On Tuesday, for the second day in succession, all four major USA indices reached and closed at record highs. The DJIA stole the headlines, as the index finally breached the psychological barrier of 19,000, having first rejected the level earlier in the New York trading session. The S&P rose by 0.2 percent to 2,202.94. The Russell 2000 gained for a 13th day, it’s longest consecutive rise since 1996. Markets are betting that the odds on a base rate rise, when the Federal Reserve meets in December, are now at 100%. And as a consequence traders and investors are confident that the USA economy, with Donald Trump incoming, is strong enough to weather a predicted 0.25% rise in the base rate.
Sales of previously owned homes added to the underpinning confidence in the USA economy, reaching levels not witnessed since 2007; up 2.6% month on month and at 5.6 million sales per year, defying analysts’ forecasts of a -0.6% fall. European markets were not to be left behind in the overwhelming “risk on” environment; DAX closing up 0.27%, CAC up 0.41% and the U.K. FTSE closing up 0.62%.
WTI Oil ended the day down 0.02%, after whipsawing in a range throughout the trading sessions, of circa 2 percent. The talks, amongst several oil producing countries in Vienna on Tuesday, ahead of the OPEC meeting on November 30th, haven’t resolved the question of whether (or not) Iran and Iraq will agree to production cuts. The Bloomberg Commodity Index posted its largest three day gain since June. Gold continued it’s bounce from $1200, to finish up 0.2% at $1212 per ounce.
The Dollar Spot Index; tracking the green back versus its ten major currency peers, rose 0.1 percent. The greenback gained 0.2 percent to reach 111.07 yen. The euro fell marginally versus USD, down 0.02% to 1.0528. Sterling enjoyed gains versus many of its peers, specifically USD and the Euro. Cable (GBP/USD) was up circa 0.02% at 1.2421 and a euro was worth 0.8557 for each pound sterling.
There is a considerable raft of news and data releases that may effect the markets on Wednesday. There are several European countries’ Markit PMIs, which are due for release from 8.30am to 9.00am London (GMT) time on Wednesday morning. Europe’s and specifically Germany’s manufacturing, composite and service PMIs, will be of particular interest.
Thereafter, at 12.30pm, the U.K. chancellor Phillip Hammond will present his Autumn statement, which is regarded as a pre-cursor, or mid term yearly report, before the full budget is presented in March.
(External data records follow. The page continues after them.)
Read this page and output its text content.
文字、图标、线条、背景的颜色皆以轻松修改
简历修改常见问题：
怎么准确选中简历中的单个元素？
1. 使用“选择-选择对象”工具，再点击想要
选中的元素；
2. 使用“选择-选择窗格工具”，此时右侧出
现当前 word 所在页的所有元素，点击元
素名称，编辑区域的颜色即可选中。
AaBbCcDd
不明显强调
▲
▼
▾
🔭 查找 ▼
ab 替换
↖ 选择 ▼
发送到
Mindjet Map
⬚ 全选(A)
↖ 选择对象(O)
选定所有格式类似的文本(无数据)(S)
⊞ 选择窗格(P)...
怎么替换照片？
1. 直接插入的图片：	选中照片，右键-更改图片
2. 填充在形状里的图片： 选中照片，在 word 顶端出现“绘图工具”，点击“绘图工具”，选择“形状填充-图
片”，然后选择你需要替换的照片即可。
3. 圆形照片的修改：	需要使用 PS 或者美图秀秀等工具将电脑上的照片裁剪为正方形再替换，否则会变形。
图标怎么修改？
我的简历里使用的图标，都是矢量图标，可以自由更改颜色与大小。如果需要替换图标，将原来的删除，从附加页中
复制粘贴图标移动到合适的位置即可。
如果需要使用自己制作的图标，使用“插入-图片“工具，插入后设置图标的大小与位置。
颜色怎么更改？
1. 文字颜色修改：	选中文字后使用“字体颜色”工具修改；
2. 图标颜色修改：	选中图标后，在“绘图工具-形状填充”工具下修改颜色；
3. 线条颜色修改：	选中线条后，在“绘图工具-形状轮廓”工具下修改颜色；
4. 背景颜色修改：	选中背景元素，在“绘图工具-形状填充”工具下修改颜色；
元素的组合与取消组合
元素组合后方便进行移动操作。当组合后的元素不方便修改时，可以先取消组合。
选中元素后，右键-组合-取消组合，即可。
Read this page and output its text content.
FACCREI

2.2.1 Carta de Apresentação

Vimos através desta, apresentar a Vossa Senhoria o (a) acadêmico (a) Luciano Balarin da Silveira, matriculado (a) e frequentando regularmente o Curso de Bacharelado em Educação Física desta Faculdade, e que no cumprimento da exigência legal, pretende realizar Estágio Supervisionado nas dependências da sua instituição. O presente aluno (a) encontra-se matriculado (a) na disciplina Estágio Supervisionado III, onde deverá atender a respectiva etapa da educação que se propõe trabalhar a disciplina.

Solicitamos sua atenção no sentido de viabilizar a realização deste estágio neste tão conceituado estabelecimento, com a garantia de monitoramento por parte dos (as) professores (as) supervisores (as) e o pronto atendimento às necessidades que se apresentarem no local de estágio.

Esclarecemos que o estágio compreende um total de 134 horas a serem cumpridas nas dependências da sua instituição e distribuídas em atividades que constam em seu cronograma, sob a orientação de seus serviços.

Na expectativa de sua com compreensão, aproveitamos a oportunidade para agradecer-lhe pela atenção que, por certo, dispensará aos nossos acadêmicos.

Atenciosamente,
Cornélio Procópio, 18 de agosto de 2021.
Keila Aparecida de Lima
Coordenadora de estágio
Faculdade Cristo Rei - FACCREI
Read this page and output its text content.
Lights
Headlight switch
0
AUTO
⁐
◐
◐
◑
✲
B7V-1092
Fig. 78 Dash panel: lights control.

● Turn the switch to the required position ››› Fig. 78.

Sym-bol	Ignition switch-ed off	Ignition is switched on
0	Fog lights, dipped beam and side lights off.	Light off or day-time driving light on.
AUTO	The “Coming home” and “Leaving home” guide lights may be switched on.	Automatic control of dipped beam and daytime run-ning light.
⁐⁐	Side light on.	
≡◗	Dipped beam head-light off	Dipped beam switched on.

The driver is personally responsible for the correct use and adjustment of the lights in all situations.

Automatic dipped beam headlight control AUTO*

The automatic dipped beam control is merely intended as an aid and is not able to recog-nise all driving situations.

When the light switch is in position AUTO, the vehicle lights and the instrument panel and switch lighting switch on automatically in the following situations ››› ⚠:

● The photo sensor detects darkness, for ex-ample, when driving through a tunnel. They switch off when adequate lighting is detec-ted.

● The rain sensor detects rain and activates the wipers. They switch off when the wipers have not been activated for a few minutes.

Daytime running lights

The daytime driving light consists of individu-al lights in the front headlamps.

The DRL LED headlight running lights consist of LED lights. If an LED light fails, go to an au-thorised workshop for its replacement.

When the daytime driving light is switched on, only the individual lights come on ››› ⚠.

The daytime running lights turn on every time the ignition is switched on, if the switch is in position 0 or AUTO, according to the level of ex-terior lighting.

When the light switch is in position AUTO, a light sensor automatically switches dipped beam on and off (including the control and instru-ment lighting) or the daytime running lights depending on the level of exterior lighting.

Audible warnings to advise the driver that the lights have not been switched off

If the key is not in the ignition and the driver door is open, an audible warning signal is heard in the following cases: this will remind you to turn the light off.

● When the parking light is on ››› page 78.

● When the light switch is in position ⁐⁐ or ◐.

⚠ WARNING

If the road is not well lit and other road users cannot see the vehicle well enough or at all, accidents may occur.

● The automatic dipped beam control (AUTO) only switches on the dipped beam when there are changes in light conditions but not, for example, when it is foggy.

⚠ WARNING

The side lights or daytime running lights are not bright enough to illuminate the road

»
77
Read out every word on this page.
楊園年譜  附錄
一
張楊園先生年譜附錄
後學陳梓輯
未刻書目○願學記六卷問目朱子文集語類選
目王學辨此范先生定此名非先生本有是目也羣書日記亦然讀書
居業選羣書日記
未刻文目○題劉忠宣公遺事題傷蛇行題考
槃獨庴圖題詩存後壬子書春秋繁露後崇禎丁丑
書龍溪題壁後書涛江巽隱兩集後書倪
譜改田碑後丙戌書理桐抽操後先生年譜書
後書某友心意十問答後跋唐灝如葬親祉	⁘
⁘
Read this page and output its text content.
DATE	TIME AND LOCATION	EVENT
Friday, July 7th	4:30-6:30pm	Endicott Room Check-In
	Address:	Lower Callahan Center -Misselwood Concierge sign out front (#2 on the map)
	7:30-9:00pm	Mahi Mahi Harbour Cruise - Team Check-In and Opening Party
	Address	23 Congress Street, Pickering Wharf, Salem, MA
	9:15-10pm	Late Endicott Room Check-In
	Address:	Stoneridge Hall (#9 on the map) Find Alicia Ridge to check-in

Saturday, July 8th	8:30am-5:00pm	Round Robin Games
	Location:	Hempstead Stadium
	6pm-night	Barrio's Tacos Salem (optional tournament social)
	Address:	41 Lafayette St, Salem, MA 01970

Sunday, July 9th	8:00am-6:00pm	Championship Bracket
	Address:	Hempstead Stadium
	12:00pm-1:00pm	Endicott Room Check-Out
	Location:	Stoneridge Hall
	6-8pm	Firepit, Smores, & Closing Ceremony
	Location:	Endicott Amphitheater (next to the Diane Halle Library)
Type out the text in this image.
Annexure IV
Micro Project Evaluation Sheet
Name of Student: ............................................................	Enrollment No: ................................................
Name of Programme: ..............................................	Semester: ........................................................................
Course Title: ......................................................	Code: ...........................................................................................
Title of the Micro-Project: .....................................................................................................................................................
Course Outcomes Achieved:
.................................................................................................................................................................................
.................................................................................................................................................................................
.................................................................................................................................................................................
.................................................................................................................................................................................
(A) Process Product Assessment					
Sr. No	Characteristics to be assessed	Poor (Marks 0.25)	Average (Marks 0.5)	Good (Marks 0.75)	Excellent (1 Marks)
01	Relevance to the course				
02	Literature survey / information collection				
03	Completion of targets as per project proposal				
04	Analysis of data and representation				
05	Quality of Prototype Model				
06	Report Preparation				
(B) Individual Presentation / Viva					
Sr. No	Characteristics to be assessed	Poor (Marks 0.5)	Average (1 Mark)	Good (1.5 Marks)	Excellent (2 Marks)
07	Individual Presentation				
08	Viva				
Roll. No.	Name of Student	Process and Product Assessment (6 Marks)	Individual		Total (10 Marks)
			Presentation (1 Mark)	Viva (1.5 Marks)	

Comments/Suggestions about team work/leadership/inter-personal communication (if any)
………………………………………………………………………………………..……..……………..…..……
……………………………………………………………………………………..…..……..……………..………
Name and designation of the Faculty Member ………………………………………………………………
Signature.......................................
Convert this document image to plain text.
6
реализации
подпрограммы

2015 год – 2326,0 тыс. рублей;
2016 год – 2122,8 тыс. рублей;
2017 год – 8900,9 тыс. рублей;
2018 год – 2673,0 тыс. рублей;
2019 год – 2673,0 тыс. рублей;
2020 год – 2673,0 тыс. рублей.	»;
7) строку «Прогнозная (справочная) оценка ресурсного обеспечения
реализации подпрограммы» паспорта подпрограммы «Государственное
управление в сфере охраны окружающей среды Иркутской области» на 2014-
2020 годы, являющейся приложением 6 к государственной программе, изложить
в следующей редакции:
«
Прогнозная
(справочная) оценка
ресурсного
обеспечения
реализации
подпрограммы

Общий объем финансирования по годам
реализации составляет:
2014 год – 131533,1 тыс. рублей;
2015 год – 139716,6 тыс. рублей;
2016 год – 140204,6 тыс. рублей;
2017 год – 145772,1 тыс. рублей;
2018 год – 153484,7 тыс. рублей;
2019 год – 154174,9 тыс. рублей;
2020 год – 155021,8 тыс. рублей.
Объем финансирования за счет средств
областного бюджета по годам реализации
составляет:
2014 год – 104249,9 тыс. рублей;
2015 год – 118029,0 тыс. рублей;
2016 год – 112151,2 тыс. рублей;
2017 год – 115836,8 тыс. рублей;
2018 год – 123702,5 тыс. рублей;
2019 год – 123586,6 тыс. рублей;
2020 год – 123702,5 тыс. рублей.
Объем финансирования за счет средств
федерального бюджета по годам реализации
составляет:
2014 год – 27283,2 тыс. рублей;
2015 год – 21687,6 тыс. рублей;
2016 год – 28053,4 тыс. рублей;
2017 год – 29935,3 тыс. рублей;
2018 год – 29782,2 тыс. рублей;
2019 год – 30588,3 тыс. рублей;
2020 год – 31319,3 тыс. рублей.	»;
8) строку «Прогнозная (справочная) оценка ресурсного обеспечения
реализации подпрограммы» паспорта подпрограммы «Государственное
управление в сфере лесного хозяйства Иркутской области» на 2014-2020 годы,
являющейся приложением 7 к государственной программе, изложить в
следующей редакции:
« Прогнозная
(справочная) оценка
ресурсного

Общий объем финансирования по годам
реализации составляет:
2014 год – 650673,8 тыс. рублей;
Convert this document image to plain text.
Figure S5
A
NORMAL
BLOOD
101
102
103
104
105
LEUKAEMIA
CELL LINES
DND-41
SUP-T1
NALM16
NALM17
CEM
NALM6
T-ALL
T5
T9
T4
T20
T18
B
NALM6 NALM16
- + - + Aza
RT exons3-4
Naturally this speech and presentation will be monitored carefully to see if Hammond will: cut personal taxes, initiate a fiscal stimulus, and reverse any swingeing cuts to the cost of welfare in the U.K. With his deficit reduction target off course, the accepted wisdom is that the chancellor has little room for manoeuvre and as such the likelihood of any dramatic announcement, that could move the market considerably in isolation, is remote.
Other potential high impact data released on Wednesday includes USA durable goods orders; the forecast is for a 1.7% bounce from the previous month’s 0.3% fall. USA jobless claims are expected to come in at 250K, new home sales at 590K, USA flash manufacturing PMI is predicted to remain steady at 53.6 (from last month’s 53.4), the level of crude oil inventories will be announced. Whilst finally, at 7pm London time, the minutes from the Fed’s latest meeting is released.
The unusual high volume of data and news events concerning the USA released on Wednesday, are as a direct consequence of USA markets being closed for Thanksgiving on Thursday.